I’m still trying to find the “sweet spot” for chunking, but I have the feeling that once I get that right, retrieval precision will improve dramatically. That experience actually made me more interested in RAG, because seeing exactly why a system fails teaches a lot more than when everything works.
The I-don't-know being refreshing reaction is the right one, and you're attacking it at exactly the right layer.
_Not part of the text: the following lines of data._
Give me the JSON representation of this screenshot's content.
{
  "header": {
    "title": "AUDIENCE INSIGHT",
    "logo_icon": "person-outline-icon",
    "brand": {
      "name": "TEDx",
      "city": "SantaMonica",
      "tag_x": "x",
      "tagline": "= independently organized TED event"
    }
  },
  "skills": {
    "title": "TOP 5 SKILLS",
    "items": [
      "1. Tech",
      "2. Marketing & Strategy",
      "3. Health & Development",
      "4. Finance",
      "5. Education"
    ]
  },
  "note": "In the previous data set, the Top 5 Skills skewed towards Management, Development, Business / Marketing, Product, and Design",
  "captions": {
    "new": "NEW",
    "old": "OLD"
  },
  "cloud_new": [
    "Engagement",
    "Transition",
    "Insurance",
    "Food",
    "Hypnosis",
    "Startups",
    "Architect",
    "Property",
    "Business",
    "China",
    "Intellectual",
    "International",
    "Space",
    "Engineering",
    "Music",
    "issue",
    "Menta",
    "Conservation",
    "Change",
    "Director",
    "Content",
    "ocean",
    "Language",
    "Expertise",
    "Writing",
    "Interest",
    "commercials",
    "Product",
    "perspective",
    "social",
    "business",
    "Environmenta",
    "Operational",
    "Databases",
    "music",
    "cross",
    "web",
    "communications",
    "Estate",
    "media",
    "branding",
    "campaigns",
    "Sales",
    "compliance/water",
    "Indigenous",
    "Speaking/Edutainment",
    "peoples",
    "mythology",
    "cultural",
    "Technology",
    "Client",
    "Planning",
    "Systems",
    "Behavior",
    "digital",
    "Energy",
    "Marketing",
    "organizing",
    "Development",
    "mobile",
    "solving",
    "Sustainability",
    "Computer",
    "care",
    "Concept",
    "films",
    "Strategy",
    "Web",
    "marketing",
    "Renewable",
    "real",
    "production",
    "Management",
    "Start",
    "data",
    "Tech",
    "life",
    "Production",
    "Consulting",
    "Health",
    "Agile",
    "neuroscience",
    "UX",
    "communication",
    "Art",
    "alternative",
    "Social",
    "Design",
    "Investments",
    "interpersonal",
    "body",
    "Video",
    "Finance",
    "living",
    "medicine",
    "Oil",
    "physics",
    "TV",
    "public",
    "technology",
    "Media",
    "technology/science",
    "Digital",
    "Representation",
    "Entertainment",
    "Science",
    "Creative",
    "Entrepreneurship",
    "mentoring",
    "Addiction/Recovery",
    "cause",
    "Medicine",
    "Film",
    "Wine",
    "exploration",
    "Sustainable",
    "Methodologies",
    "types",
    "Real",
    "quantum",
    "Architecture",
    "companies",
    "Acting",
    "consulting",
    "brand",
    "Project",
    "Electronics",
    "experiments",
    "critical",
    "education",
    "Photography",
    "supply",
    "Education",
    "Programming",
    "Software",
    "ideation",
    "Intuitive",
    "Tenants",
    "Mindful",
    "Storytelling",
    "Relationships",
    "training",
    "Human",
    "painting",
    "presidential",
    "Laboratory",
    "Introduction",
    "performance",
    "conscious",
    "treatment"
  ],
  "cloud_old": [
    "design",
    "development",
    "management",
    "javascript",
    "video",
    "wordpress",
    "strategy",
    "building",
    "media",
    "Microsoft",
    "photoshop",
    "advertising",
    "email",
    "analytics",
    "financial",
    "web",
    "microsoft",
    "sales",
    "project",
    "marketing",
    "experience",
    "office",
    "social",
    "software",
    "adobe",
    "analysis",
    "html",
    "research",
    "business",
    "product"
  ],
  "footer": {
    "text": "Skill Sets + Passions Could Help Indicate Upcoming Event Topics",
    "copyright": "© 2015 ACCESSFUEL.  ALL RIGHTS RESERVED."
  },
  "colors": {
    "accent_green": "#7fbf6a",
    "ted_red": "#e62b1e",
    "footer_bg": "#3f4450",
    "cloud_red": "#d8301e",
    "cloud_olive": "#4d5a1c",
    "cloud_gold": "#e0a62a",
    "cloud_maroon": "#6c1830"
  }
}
Chunk quality being the biggest lever matches everything I've seen, because retrieval is the ceiling on the whole system: if the relevant context is fragmented across chunk boundaries or buried with unrelated text, no embedding model or LLM downstream rescues it, you capped quality before generation ran. Testing different models and embeddings and finding chunking dominated is the lesson most people learn last. Two things that tend to be the sweet spot when you get there: chunk on semantic boundaries (sections, logical units) rather than fixed token counts so you stop splitting mid-thought, and a little overlap so a fact that straddles a boundary survives in at least one chunk. The other quiet win is adding a reranker over the top-k, it forgives a lot of chunking imperfection by promoting the actually-relevant passage. Learning by watching exactly why it fails is the fastest path, you're doing it right. Are you chunking fixed-size right now, or already moving toward structure-aware splitting?
Great dive into the practical aspects of building a RAG pipeline! Chunking can indeed be tricky—did you face any challenges with data preprocessing?
Thanks! Honestly, with this sample size I didn't face meaningful preprocessing challenges; the text was clean enough that chunking was the real bottleneck.
But that's exactly why in the next version I'll indexes the full A Song of Ice and Fire corpus (~50k paragraphs extracted from EPUBs). I expect preprocessing to become a real concern there, especially around chapter boundaries and POV detection. Will document everything when I get there.